🤖 AI Summary
This work addresses the insufficient local Lipschitz stability of the self-attention mechanism in Transformers. We establish, for the first time, an explicit theoretical connection between the distribution of attention scores and the local Lipschitz constant, revealing that the concentration level of softmax output distributions directly governs model robustness.

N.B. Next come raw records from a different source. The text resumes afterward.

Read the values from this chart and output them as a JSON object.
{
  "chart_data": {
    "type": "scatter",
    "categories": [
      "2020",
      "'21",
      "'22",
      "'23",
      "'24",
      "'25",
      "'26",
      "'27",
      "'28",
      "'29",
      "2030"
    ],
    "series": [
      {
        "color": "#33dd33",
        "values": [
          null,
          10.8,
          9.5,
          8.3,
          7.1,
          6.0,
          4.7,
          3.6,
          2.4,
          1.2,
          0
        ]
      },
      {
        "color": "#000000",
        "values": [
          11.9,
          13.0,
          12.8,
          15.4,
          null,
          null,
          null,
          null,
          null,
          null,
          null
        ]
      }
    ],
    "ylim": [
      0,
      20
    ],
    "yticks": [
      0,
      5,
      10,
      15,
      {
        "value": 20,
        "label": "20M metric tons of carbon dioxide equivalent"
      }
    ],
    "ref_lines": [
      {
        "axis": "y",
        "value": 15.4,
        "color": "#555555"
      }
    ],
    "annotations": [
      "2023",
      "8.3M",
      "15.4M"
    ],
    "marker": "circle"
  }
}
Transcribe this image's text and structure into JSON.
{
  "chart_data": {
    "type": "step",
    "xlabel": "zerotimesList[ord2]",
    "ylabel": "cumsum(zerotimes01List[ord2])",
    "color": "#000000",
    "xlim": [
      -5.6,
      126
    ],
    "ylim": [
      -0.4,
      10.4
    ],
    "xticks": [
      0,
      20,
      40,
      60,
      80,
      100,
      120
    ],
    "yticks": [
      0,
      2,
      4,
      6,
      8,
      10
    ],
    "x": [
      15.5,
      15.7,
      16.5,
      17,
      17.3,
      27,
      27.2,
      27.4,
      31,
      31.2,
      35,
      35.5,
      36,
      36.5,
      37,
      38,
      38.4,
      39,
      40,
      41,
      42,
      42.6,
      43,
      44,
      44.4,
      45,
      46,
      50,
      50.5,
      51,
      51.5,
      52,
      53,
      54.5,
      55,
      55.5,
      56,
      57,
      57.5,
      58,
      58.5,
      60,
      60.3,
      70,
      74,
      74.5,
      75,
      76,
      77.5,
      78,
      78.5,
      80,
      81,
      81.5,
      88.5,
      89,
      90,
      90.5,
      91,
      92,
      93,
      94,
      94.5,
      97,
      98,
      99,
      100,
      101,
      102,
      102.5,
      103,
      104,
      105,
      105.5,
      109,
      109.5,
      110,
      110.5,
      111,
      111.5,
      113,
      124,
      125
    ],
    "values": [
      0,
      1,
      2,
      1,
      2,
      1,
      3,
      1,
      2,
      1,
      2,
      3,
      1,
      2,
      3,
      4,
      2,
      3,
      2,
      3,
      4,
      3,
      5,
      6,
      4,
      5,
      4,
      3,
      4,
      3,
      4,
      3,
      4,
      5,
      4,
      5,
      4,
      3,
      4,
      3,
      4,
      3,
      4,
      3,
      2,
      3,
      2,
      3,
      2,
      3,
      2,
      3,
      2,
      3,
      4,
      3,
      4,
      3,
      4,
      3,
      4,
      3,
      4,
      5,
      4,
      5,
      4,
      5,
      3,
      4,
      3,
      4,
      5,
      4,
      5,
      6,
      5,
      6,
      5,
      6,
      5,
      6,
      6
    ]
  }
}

To this end, we propose JaSMin—a Jacobian-based Softmax regularization method—that leverages a closed-form expression of the spectral norm of the softmax Jacobian matrix to directly constrain attention score distributions in the gradient domain. JaSMin significantly reduces the local Lipschitz constant, yielding consistent improvements in adversarial robustness and generalization across text classification and question answering tasks. Furthermore, empirical evaluation in security-critical settings validates the effectiveness of interpretable, distribution-level control over attention mechanisms.
📝 Abstract
We present a novel local Lipschitz bound for self-attention blocks of transformers. This bound is based on a refined closed-form expression for the spectral norm of the softmax function. The resulting bound is not only more accurate than in the prior art, but also unveils the dependence of the Lipschitz constant on attention score maps. Based on the new findings, we suggest an explanation of the way distributions inside the attention map affect the robustness from the Lipschitz constant perspective. We also introduce a new lightweight regularization term called JaSMin (Jacobian Softmax norm Minimization), which boosts the transformer's robustness and decreases local Lipschitz constants of the whole network.